It’s not the biggest or the most venomous, but it excels in the art of camouflage. You recognized it, it is the chameleon. So, how does he manage to change colors… It’s possible thanks to his skin cells. Some contain pigments, i.e. colored substances, and others, tiny crystals, able to affect its appearance by reflecting light. Moreover, as it has a flattened, mottled and spiny body, it allows it to blend easily into the foliage.
The chameleon and its color changes
The chameleon changed colors depending on its mood! Relaxed, it is rather green (practical for hiding). But if he is angry and wants to scare a rival, or if it is a male courting a female, he can become very showy in a minute in many bright colors and various patterns. He will also change color if it’s colder or scared. A way to show the colors of his mood.
You should know that like all lizards, the chameleon moults two to three times a year. Old skin peels off in shreds, gradually uncovering brand new skin.
The vision of the chameleon
This very special animal has eyes that can move in all independent directions. He is thus able to watch the ground with his right eye while his left eye looks up. The chameleon remains motionless all day, attentive to the slightest movement.
The chameleon and insect hunting
He also has an incredible tongue, so long that it exceeds the length of his entire body, it is about twenty centimeters. At rest, it is folded around a bone. And at the moment of seizing its prey, mainly insects, it projects its tongue soaked in sticky saliva with lightning speed as if it were animated by a spring: Its tongue thus retains its prey after having knocked it down, then returns in his mouth.

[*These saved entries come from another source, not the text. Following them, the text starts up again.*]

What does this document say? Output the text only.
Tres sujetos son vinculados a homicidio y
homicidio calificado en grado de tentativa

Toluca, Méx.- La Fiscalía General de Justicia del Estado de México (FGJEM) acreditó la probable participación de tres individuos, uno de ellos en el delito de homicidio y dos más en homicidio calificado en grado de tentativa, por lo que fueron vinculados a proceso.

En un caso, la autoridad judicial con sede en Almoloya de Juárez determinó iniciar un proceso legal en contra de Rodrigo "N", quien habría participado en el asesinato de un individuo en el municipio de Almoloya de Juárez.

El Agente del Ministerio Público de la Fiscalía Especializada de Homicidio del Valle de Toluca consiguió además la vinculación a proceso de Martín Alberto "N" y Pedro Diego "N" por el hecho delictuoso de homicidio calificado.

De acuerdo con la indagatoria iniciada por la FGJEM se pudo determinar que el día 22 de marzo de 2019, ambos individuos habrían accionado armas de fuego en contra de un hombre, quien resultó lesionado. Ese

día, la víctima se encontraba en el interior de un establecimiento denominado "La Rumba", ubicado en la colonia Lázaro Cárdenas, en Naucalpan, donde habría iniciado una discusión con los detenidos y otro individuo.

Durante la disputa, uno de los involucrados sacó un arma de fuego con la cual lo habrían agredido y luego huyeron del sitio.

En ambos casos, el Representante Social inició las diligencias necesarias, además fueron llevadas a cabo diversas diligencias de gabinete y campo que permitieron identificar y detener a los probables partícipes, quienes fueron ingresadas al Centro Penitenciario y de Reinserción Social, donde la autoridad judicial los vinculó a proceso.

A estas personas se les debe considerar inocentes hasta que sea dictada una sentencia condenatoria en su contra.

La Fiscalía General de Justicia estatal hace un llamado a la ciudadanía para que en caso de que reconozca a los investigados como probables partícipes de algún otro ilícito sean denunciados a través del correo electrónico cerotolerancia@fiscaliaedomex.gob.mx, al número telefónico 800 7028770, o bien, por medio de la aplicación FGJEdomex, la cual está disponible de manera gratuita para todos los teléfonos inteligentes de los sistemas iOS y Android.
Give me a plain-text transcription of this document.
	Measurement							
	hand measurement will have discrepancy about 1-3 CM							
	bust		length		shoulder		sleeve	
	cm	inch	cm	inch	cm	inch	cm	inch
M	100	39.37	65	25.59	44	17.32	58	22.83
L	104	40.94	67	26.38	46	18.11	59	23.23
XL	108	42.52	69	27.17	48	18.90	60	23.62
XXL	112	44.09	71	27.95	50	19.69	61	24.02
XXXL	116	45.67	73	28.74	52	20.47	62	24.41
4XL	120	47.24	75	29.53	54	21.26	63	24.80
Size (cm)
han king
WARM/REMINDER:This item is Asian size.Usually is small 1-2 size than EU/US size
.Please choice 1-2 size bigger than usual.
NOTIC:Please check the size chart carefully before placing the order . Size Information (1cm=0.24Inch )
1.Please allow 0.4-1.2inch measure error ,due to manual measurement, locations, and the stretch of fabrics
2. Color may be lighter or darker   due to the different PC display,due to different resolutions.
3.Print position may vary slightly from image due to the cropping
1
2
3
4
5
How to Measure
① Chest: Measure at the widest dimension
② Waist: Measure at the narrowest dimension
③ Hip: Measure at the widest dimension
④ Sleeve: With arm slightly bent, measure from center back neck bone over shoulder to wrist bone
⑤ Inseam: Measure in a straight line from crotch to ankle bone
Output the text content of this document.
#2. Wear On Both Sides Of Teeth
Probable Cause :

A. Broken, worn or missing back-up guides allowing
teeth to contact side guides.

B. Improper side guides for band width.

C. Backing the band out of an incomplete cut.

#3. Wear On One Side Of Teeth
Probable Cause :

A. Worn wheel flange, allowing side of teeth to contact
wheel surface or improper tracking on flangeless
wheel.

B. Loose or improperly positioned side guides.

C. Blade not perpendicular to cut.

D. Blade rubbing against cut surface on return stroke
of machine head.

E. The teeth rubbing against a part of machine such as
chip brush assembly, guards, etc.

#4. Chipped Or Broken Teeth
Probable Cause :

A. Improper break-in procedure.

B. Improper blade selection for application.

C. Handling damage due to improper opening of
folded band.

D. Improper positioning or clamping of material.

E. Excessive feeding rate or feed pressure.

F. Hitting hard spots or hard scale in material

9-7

Where does the chameleon live
Generally in the trees, the chameleon is equipped for, with legs provided with claws, to cling. He wraps his queue around the branches to perfect his balance, like a real acrobat. On the podium of the most incredible animals, he would have every chance.
To know more
La Grande Imagerie and its booklet on reptiles also explains the life of chameleons, but also of snakes, turtles and even crocodiles.